Так, не без оснований, считала сама Галина, не подозревая, что всех ее поклонников-студентов влекла к ней, помимо ее женских достоинств, твердая уверенность в том, что уж она-то, учительница французского языка, знает о сексе куда больше, чем любая русская, знает нечто французское. И юношеское, типично русское стремление отведать «секс по-французски» заставляло ее поклонников проявлять такое упорство, демонстрировать такую романтическую влюбленность, против которой трудно устоять даже твердокаменной пуританке.
А когда она уступала, когда ее голубенькая «Лада» томилась на какой-нибудь окраинной московской улице возле очередной квартиры, одолженной новым поклонником на несколько часов у приятеля, или дожидалась хозяйку на Минском шоссе, на опушке березового леса, там – в квартире или на лесной поляне – происходило нечто абсолютно не похожее на ее умеренные постельные игры с мужем. Ни один ее пылкий любовник не удовлетворялся простым, «нормальным» сексом. Каждый – в меру своего представления о французских изысках – выдумывал нечто особенное, экстравагантное, какие-то дикие позы и выкрутасы, и практически не она учила и развращала их, а они – ее. И при этом принимала их жеребиный темперамент за пылкую влюбленность.
Именно в один из таких моментов «французского секса» и застал ее 28 июня сын Виктор, вернувшийся из летнего лагеря на день раньше срока. И все рухнуло, погибло, исчезло – сын, муж и даже отец. И разом пропали все поклонники – может быть, потому, что уже не было на ее лице того соблазнительного выражения успеха, полета, легкости жизни и женской тайны, а появилось стандартно-советское выражение угнетенности, подавленности…
И хотя после разрыва с мужем она переселилась к отцу, в один из правительственных домов на Фрунзенской набережной, в богатую многокомнатную маршальскую квартиру, где приходящая домработница тетя Клава вообще избавила ее от домашней работы, жизнь ее в эти месяцы стала пуста, отец с ней почти не разговаривал, даже избегал ее, оставаясь в своем Генштабе дольше обычного (может быть, и ненарочно – в Польше творилось черт-те что и в Афганистане не ладилось, а ведь именно он, Опарков, и еще несколько маршалов гарантировали Брежневу и Устинову, что справятся с Афганистаном за какие-нибудь две-три недели), но, так или иначе, Галина вдруг оказалась одна, наедине со своими 37-годами, никому не нужным французским языком и уже малопривлекательной «Ладой».
Она пробовала пить, пробовала закрутить себя каким-нибудь новым романом – пустой номер, не было внутреннего полета, настроя, легкости.

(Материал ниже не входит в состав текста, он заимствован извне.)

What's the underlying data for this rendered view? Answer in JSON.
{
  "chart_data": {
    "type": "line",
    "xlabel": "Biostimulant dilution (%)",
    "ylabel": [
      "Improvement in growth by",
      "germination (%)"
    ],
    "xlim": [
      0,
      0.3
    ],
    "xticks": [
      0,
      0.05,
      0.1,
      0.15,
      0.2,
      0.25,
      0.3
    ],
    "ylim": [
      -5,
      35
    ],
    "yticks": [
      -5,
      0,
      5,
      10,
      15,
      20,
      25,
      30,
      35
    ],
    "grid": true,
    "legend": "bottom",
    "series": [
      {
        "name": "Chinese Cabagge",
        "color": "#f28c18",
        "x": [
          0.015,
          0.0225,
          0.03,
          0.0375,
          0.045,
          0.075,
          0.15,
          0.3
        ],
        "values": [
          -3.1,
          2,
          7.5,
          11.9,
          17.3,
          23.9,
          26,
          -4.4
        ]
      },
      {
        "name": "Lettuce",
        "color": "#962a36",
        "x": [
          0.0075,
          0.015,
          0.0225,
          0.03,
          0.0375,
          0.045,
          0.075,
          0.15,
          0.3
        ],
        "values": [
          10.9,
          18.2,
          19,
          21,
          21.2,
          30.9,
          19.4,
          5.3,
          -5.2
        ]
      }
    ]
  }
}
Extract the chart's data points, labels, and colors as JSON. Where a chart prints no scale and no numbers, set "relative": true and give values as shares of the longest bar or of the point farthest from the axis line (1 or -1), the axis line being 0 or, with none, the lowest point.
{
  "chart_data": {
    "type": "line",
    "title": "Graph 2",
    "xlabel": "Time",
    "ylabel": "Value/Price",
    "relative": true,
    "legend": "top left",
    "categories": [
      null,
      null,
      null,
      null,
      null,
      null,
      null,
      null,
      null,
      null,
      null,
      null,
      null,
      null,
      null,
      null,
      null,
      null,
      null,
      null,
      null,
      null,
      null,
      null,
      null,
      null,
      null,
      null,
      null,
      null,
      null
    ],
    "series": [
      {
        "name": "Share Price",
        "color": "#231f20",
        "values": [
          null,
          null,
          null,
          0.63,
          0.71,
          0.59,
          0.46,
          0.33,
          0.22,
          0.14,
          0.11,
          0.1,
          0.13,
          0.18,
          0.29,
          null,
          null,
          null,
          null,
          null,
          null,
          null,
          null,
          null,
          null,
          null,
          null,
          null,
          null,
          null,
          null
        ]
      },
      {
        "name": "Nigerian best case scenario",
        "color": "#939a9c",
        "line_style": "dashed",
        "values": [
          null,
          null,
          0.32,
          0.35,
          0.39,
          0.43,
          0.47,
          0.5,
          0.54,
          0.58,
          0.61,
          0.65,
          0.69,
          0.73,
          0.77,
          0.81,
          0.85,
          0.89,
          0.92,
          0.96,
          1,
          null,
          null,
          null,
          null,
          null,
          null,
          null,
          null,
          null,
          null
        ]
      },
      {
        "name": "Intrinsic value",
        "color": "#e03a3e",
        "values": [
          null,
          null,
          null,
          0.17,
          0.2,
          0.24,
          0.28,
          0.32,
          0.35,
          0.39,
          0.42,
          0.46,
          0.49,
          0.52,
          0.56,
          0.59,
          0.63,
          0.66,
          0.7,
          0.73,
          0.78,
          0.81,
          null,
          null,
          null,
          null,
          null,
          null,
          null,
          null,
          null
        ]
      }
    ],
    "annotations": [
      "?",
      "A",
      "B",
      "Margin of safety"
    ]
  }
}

Юрышев! Именно сейчас, в этой беде ей нужен был только такой мужчина, как он, – спокойный, уверенный в себе, сильный, способный прикрыть от любой невзгоды. Но нет таких, а если и есть, то давно расхватаны другими бабами, и не оторвешь, не отобьешь, как нельзя было отбить от нее самого Юрышева все семнадцать лет их супружеской жизни. А ведь покушались – она это хорошо знала. Когда отец сказал ей, что Юрышев спьяну спрыгнул с поезда, разбился и потерял память – робкая надежда шевельнулась в ней: а вдруг он забыл и тот день – 28 июня. Она бросилась к врачам-психиатрам. Осторожно, исподволь выясняла у них – может ли к нему вернуться память вообще и как долго могут быть провалы в памяти на какие-то конкретные вещи, события, потрясения. Оказалось, что все эти ученые спецы, корчащие из себя светил медицины, ничего толком не знают, ничего гарантировать не могут; кроме того, что при ретроградной амнезии возвращение памяти не регулируется, а происходит само по себе в течение недель, месяцев или даже лет или не происходит вообще. Это и давало ей надежду, и тут же отнимало ее. Иногда ей казалось, что стоит Юрышеву увидеть ее, и он тут же все вспомнит – сына, тот роковой летний день и ее признание, которое она написала тогда сама, своей рукой под дулом его пистолета. И она оттягивала момент этой встречи с Юрышевым, она обрадовалась, когда отец сказал, что ей не нужно навещать Юрышева в госпитале. Но вот пришел этот день – Юрышев выходит сегодня из госпиталя, в 12.00 какое-то заседание в Морском институте, а потом…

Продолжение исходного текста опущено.